Oxnard poised to enact rent control with 4% cap

Ventura County city passed two ordinances intended to establish tenant protections

Los Angeles /
Apr.April 19, 2022 02:41 PM
Mayor John C. Zaragoza with aerial shot of Oxnard (City of Oxnard, iStock)
Mayor John Zaragoza with aerial shot of Oxnard (City of Oxnard, iStock)

Oxnard is the latest Southern California city to implement rent control in the face of rising housing costs.

The agricultural center along the coast of Ventura County passed two ordinances that would cap yearly rent increases at 4 percent and establish tenant protections. If the laws pass a second reading, they could go into effect July 1, the Ventura County Star reported.

Those who supported the ordinances argued rent in the city was too high and was keeping families from living in bigger apartments.

Opponents of rent control argued it would drive up landlord costs and push them out of business, making the housing shortage worse.

“I want to make sure there’s no negative repercussions against (residents) in terms of economics, and that really scares me a little bit,” said Councilman Bryan A. MacDonald, the lone dissenter.

Among the dozens of residents to address the City Council prior to the vote, most in favor of rent control seemed to believe the program would help them deal with bad landlords, the newspaper said.

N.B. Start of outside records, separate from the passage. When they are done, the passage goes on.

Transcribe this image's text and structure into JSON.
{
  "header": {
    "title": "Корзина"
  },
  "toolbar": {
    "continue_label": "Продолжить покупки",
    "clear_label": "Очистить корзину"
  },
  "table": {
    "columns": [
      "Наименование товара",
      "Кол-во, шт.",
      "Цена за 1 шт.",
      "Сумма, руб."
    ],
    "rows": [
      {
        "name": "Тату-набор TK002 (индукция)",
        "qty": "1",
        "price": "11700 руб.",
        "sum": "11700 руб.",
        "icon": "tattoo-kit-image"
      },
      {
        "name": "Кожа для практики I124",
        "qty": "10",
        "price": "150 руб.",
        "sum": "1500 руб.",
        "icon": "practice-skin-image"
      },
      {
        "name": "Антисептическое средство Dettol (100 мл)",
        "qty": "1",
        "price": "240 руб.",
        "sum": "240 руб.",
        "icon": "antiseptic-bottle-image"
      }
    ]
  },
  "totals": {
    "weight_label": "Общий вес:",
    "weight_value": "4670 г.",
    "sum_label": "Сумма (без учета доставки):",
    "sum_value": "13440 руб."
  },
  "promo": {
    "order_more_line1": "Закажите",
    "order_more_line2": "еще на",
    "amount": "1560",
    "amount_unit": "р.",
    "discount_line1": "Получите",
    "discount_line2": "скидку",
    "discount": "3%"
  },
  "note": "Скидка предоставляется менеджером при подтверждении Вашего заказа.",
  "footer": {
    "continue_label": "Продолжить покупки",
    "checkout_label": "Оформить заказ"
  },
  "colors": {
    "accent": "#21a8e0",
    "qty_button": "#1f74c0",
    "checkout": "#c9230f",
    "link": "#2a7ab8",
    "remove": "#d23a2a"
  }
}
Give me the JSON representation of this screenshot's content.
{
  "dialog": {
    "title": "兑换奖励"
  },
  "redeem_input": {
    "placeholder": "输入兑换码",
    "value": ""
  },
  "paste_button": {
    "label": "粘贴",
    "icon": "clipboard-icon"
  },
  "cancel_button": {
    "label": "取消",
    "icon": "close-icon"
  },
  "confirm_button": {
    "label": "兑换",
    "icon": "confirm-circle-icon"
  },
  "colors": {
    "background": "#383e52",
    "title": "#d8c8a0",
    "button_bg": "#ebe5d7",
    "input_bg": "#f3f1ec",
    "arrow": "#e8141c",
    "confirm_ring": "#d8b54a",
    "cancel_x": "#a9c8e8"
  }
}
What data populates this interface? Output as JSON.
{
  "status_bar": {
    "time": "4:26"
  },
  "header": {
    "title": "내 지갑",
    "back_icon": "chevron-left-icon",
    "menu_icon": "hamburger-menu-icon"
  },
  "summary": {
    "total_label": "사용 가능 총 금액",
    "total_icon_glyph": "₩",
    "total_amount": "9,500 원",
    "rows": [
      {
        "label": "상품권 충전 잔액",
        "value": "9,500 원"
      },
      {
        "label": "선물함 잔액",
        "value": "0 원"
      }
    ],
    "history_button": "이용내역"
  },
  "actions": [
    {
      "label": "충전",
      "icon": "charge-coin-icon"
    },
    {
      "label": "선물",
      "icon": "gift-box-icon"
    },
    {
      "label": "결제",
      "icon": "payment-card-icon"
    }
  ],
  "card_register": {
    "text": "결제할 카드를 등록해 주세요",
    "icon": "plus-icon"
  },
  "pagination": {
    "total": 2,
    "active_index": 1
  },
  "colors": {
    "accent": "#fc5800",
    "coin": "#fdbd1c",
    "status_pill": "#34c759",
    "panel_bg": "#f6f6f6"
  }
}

Councilwoman Gabriela Basua was concerned the tenants would be forced out by landlords who retaliate or the apartment building is deemed uninhabitable or “red tagged.”

Additionally, city staff said the rent control program won’t lower current rent prices. The program is estimated to cost the city $1.2 million a year to implement an education campaign and to respond to tenant complaints.

Oxnard’s ordinance is aimed at stabilizing rent prices by capping the maximum amount a landlord can raise rents each year at 4 percent. The rent cap would apply to apartment complexes that are older than 15 years. To conform with state law, the rent cap wouldn’t affect newer apartments, for-rent single-family homes, accessory dwelling units and dormitories.

The ordinance provides an option for landlords to petition the city to raise rents higher than 4 percent for a “fair and reasonable” profit on their property. However, the landlord would pay for the expenses incurred by the city for reviewing the increase.

If its rent control law is made final, Oxnard would join cities across the region to have enacted tenant protections.

The cities of Los Angeles, Santa Monica, Beverly Hills, and West Hollywood have rent control regulations. Last fall, Santa Ana became Orange County’s first city to enact a rent control law. Other jurisdictions have already instituted eviction protections similar to Santa Ana’s, including Los Angeles County, Inglewood, and Culver City.

This month, proponents for rent control in Pasadena have collected more than 15,000 signatures in a bid to put the issue on the November ballot.